Thanatos and Eros
03.31.07 (8:31 am) [edit]![]() | |
Thanatos and Eros
Funny how certain memories stand out, moments saved from the oblivion that the majorities are slated for. The reasons for them standing out are not always obvious. For instance I have one memory of fighting my mother over a baby bottle she was trying to give to me as an infant. It was a glass bottle, filled with apple juice and I simply did not want it. Why on earth would I remember that? Other memories are easy to understand why they make a mark in consciousness’ that will not go away. So let us together journey back, way back, the year 1954.
It was in the early spring, the reason I know this for a fact, is that the field outside the kitchen, behind the chicken coop, was yet to be planted, plowed, waiting to be seeded. It was a nice day, sunny, not too hot, late morning, perhaps about 11:00 or so. I was 6 years old, dressed in a white shirt and shorts of some dark color, but that is not important. What is important is what I did, or perhaps attempted to do. Something not thought out, but as if I was directed by some sort of inner irrational impulse, from my chaotic inner world.
I went into the kitchen; my mother’s back was to me, trying to get lunch ready. It was the weekend, so there were 7 of us to feed at that time, the others came later; 11 in all in the final tally, though one died at birth. I went to the knife drawer and took out what was to me at that time a very large knife and walked outside. I went into the field, toward the back corner, next to my favorite crab apple tree, my favorite fruit at that time. So I simply stood there, in the late morning sun, feeling the gentle breeze caress me, and did not really think about anything, I just stood there. I had the feeling that I should die, that I wanted to die. Nothing extreme, I was not in any great pain; just death was on my mine. Thanatos, the death instinct was in ascendance and demanded some sort of response from me I guess. So I looked at the knife, not sure what I was really supposed to do with it. Then I simply thought, this is really wrong, laughed, and went back inside the house, put the knife back in the drawer and went outside and played with my brothers. Eros won out, life and the desire for life, even if the response was not thought through, came out the victor. I am not sure I was even capable of rational thought at that time, it was like some kind of archetypal struggle went on within me, and lucky for me I did not do anything stupid. I suppose that was a defining moment in my life, though it did not feel like it. Though a choice for life was certainly made and has probably served me well in ways not yet fully known.

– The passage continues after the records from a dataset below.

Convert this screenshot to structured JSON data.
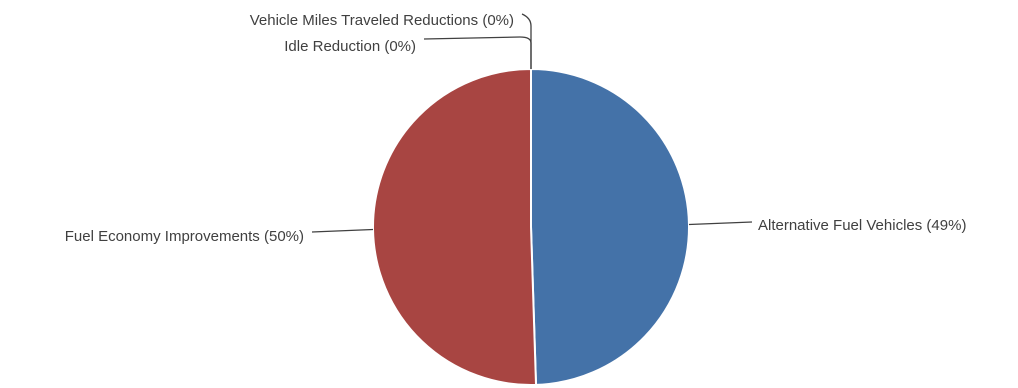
{
  "chart_data": {
    "type": "pie",
    "title": "",
    "slices": [
      {
        "name": "Alternative Fuel Vehicles",
        "value": 49,
        "label": "Alternative Fuel Vehicles (49%)",
        "color": "#4472a8"
      },
      {
        "name": "Fuel Economy Improvements",
        "value": 50,
        "label": "Fuel Economy Improvements (50%)",
        "color": "#a84542"
      },
      {
        "name": "Idle Reduction",
        "value": 0,
        "label": "Idle Reduction (0%)",
        "color": "#89a54e"
      },
      {
        "name": "Vehicle Miles Traveled Reductions",
        "value": 0,
        "label": "Vehicle Miles Traveled Reductions (0%)",
        "color": "#71588f"
      }
    ],
    "legend": "none",
    "data_labels": "outside with leader lines"
  }
}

While how the above incident was played out might be unique, I doubt the actual experience was. The desire for life, for more often than supposed, covers the death instinct, the desire for simply not existing.
I remember one day while spending some time at my Dad’s gas station, in East St Louis, I noticed a bridge nearby. It seemed to my very young, inexperienced mind, to be covering over an abyss, and that the people and cars going over it had no idea how tenuous it was for them. If the bridge collapsed while they drove, or walked upon it, they would simply fall into a bottomless pit of nothingness. From this, I got the feeling, that perhaps that is how everything is. The world and all in it is simply waiting for something to happen, and then the eternal fall into oblivion. It is like when you tear up the floor boards, you find that there is nothing underneath, solidity is an illusion. Of course I am talking about an emotional experience, I am only using concepts now as an adult, reliving the experience, that I could not possible articulate at such a young age.

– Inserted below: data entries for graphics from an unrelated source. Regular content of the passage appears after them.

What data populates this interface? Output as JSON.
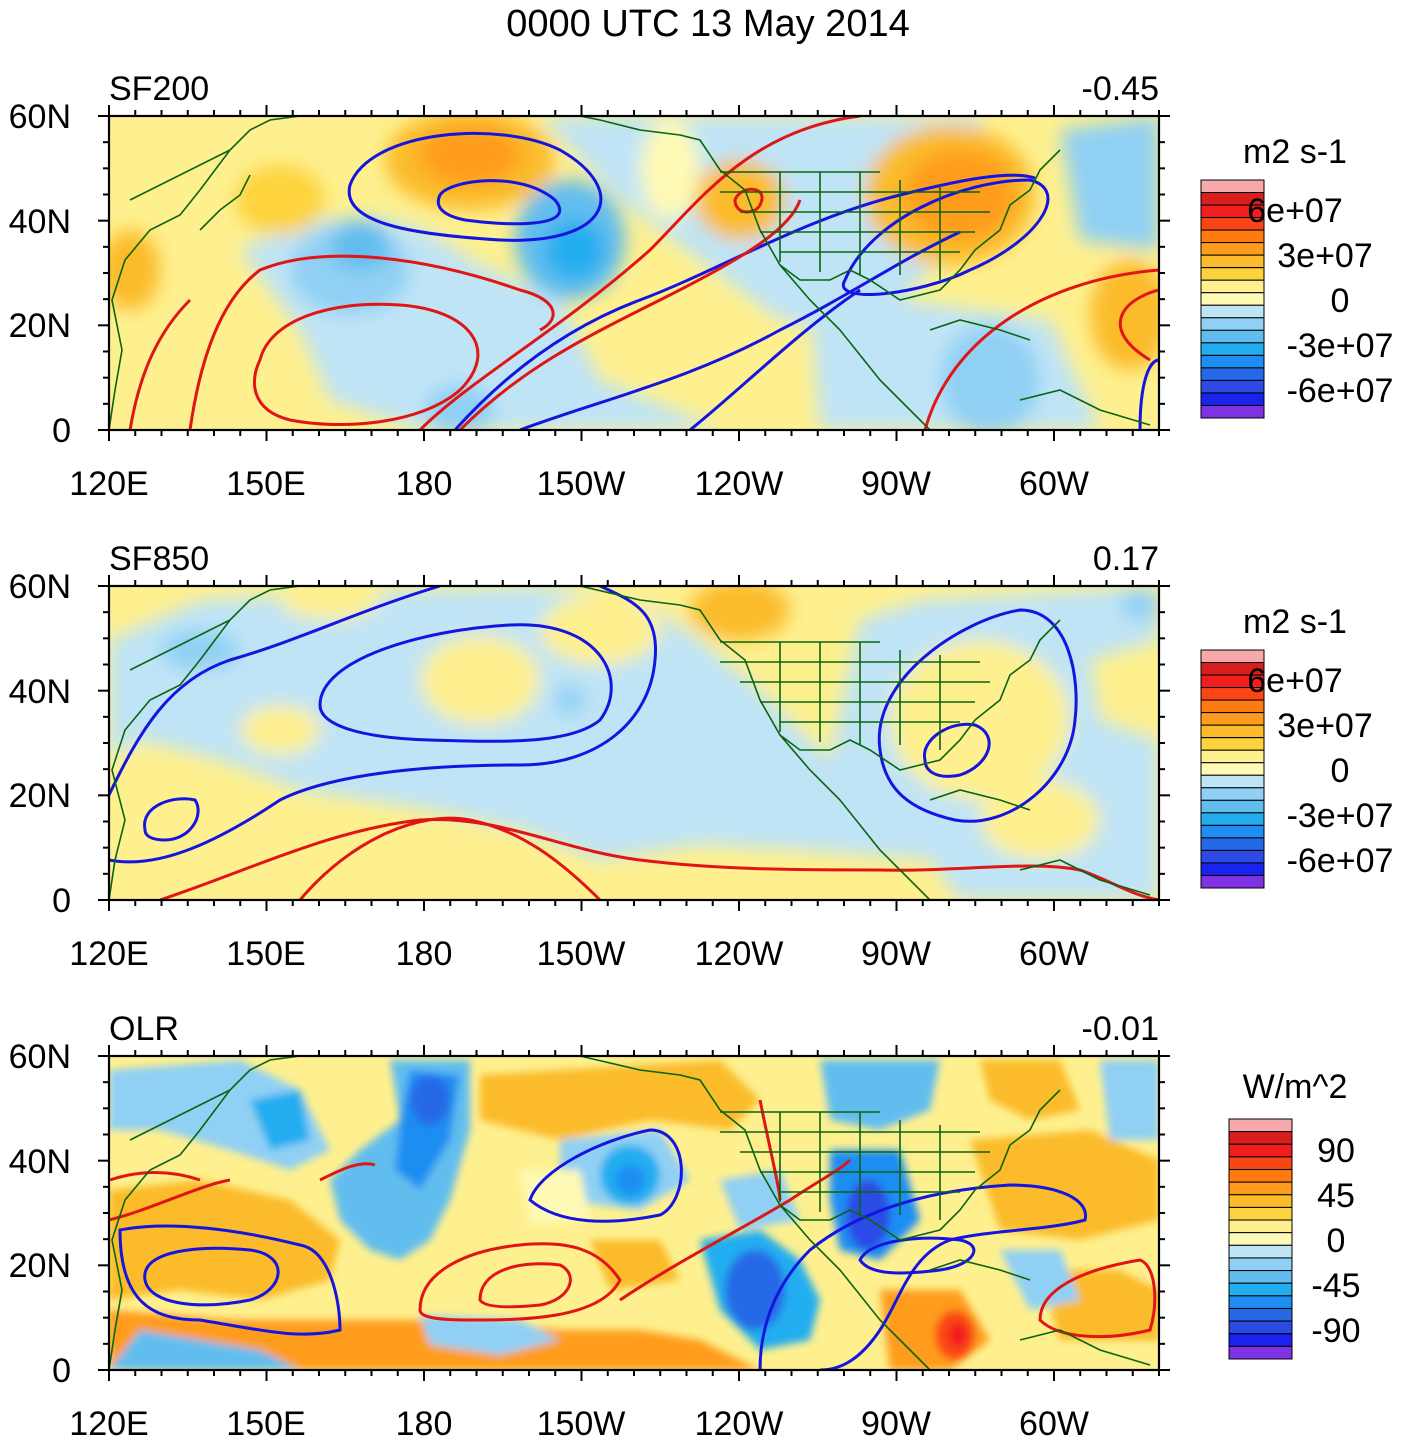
{
  "title": "0000 UTC 13 May 2014",
  "chart_data": [
    {
      "type": "heatmap",
      "panel": "SF200",
      "title_left": "SF200",
      "title_right": "-0.45",
      "x_ticks": [
        "120E",
        "150E",
        "180",
        "150W",
        "120W",
        "90W",
        "60W"
      ],
      "y_ticks": [
        "60N",
        "40N",
        "20N",
        "0"
      ],
      "xlim_deg_east": [
        120,
        320
      ],
      "ylim_deg": [
        0,
        60
      ],
      "colorbar_units": "m2 s-1",
      "colorbar_labels": [
        "6e+07",
        "3e+07",
        "0",
        "-3e+07",
        "-6e+07"
      ],
      "colorbar_colors": [
        "#f6a9ab",
        "#d91e1e",
        "#f21d1d",
        "#fa4616",
        "#ff7a0f",
        "#ff9c1e",
        "#fbbb2b",
        "#fdd33d",
        "#fef08f",
        "#fef9b4",
        "#bfe4f6",
        "#90d0f4",
        "#62bdef",
        "#22adf0",
        "#1e8ef2",
        "#2569e6",
        "#2b4be4",
        "#1a22ee",
        "#7f32e3"
      ],
      "shading": [
        {
          "value": 45000000.0,
          "color": "#ff7a0f",
          "desc": "maximum near 40N 170W"
        },
        {
          "value": -30000000.0,
          "color": "#22adf0",
          "desc": "minimum near 35N 150W"
        },
        {
          "value": 45000000.0,
          "color": "#ff7a0f",
          "desc": "maximum near 45N 80W"
        },
        {
          "value": -20000000.0,
          "color": "#62bdef",
          "desc": "minimum near 35N 165E"
        }
      ],
      "contours": [
        {
          "color": "red",
          "sign": "positive"
        },
        {
          "color": "blue",
          "sign": "negative"
        }
      ]
    },
    {
      "type": "heatmap",
      "panel": "SF850",
      "title_left": "SF850",
      "title_right": "0.17",
      "x_ticks": [
        "120E",
        "150E",
        "180",
        "150W",
        "120W",
        "90W",
        "60W"
      ],
      "y_ticks": [
        "60N",
        "40N",
        "20N",
        "0"
      ],
      "xlim_deg_east": [
        120,
        320
      ],
      "ylim_deg": [
        0,
        60
      ],
      "colorbar_units": "m2 s-1",
      "colorbar_labels": [
        "6e+07",
        "3e+07",
        "0",
        "-3e+07",
        "-6e+07"
      ],
      "colorbar_colors": [
        "#f6a9ab",
        "#d91e1e",
        "#f21d1d",
        "#fa4616",
        "#ff7a0f",
        "#ff9c1e",
        "#fbbb2b",
        "#fdd33d",
        "#fef08f",
        "#fef9b4",
        "#bfe4f6",
        "#90d0f4",
        "#62bdef",
        "#22adf0",
        "#1e8ef2",
        "#2569e6",
        "#2b4be4",
        "#1a22ee",
        "#7f32e3"
      ],
      "shading": [
        {
          "value": -10000000.0,
          "color": "#bfe4f6",
          "desc": "broad negative belt 20-45N"
        },
        {
          "value": 10000000.0,
          "color": "#fdd33d",
          "desc": "positive near 50N 125W"
        }
      ],
      "contours": [
        {
          "color": "red",
          "sign": "positive"
        },
        {
          "color": "blue",
          "sign": "negative"
        }
      ]
    },
    {
      "type": "heatmap",
      "panel": "OLR",
      "title_left": "OLR",
      "title_right": "-0.01",
      "x_ticks": [
        "120E",
        "150E",
        "180",
        "150W",
        "120W",
        "90W",
        "60W"
      ],
      "y_ticks": [
        "60N",
        "40N",
        "20N",
        "0"
      ],
      "xlim_deg_east": [
        120,
        320
      ],
      "ylim_deg": [
        0,
        60
      ],
      "colorbar_units": "W/m^2",
      "colorbar_labels": [
        "90",
        "45",
        "0",
        "-45",
        "-90"
      ],
      "colorbar_colors": [
        "#f6a9ab",
        "#d91e1e",
        "#f21d1d",
        "#fa4616",
        "#ff7a0f",
        "#ff9c1e",
        "#fbbb2b",
        "#fdd33d",
        "#fef08f",
        "#fef9b4",
        "#bfe4f6",
        "#90d0f4",
        "#62bdef",
        "#22adf0",
        "#1e8ef2",
        "#2569e6",
        "#2b4be4",
        "#1a22ee",
        "#7f32e3"
      ],
      "shading": [
        {
          "value": -70,
          "color": "#2569e6",
          "desc": "minimum near 45N 175E"
        },
        {
          "value": -80,
          "color": "#2b4be4",
          "desc": "minimum near 30N 95W"
        },
        {
          "value": 80,
          "color": "#f21d1d",
          "desc": "maximum near 5N 80W"
        }
      ],
      "contours": [
        {
          "color": "red",
          "sign": "positive"
        },
        {
          "color": "blue",
          "sign": "negative"
        }
      ]
    }
  ]
}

I think perhaps that within all of us there is the dance between Thanatos and Eros, life and death. For many, like me for a short time, Thanatos, seemed to have the upper hand, but the desire for life did come out the victor. Perhaps it is because at that young age I somehow intuited that a state of nothingness is not possible, since I believed in a transcendent realm, so death was not in anyway an escape. Perhaps what saves us, or in the end many of us, is this belief, that a relationship with the transcendent is more important than ego strength, for when that goes what is there to cling too, or to believe in. Life is good. For in life we can grow, yes fail, choose to get up and keep going, or to give up. We can feel joy and pain, love and hate, communion and isolation, yet in all of this perhaps we are not alone, at least I believe this. I feel pursued more than pursuing. I feel stalked by a loving presence that simply keeps coming and nothing I do seems to slow it down in any way. This experience comes from deep within, a presence that insists on being noticed, taken seriously, a response, even if that response is rejection.
The transcendent present’s it-self in the simplest events. A smile, from even a stranger, music, friends, movies, nature, all are doorways for the transcendent, humble in its presentation, yet powerful in its effects on my inner depths. I am wounded by this presence, at times when I least expect it, a healing touch, giving me hope of going on.
At times the illusion of some kind of eternal peace, or oblivion will assert itself, but I know it is an illusion. For some any kind of belief in an afterlife is the illusion, it is the other way around for me. The fact that I may exist after death is no more remarkable by the fact that I exist now, and hopefully will have more years here to continue to choose and grow. This life is important, and no matter how hard, how lonely it can be, it is worth it. For when it is over, it is over, we are here only once. As one of my charges told me a few years ago: “we are here for such a short time, we should hold on for as long as we can”; words of great wisdom, from a man who lived life to the full.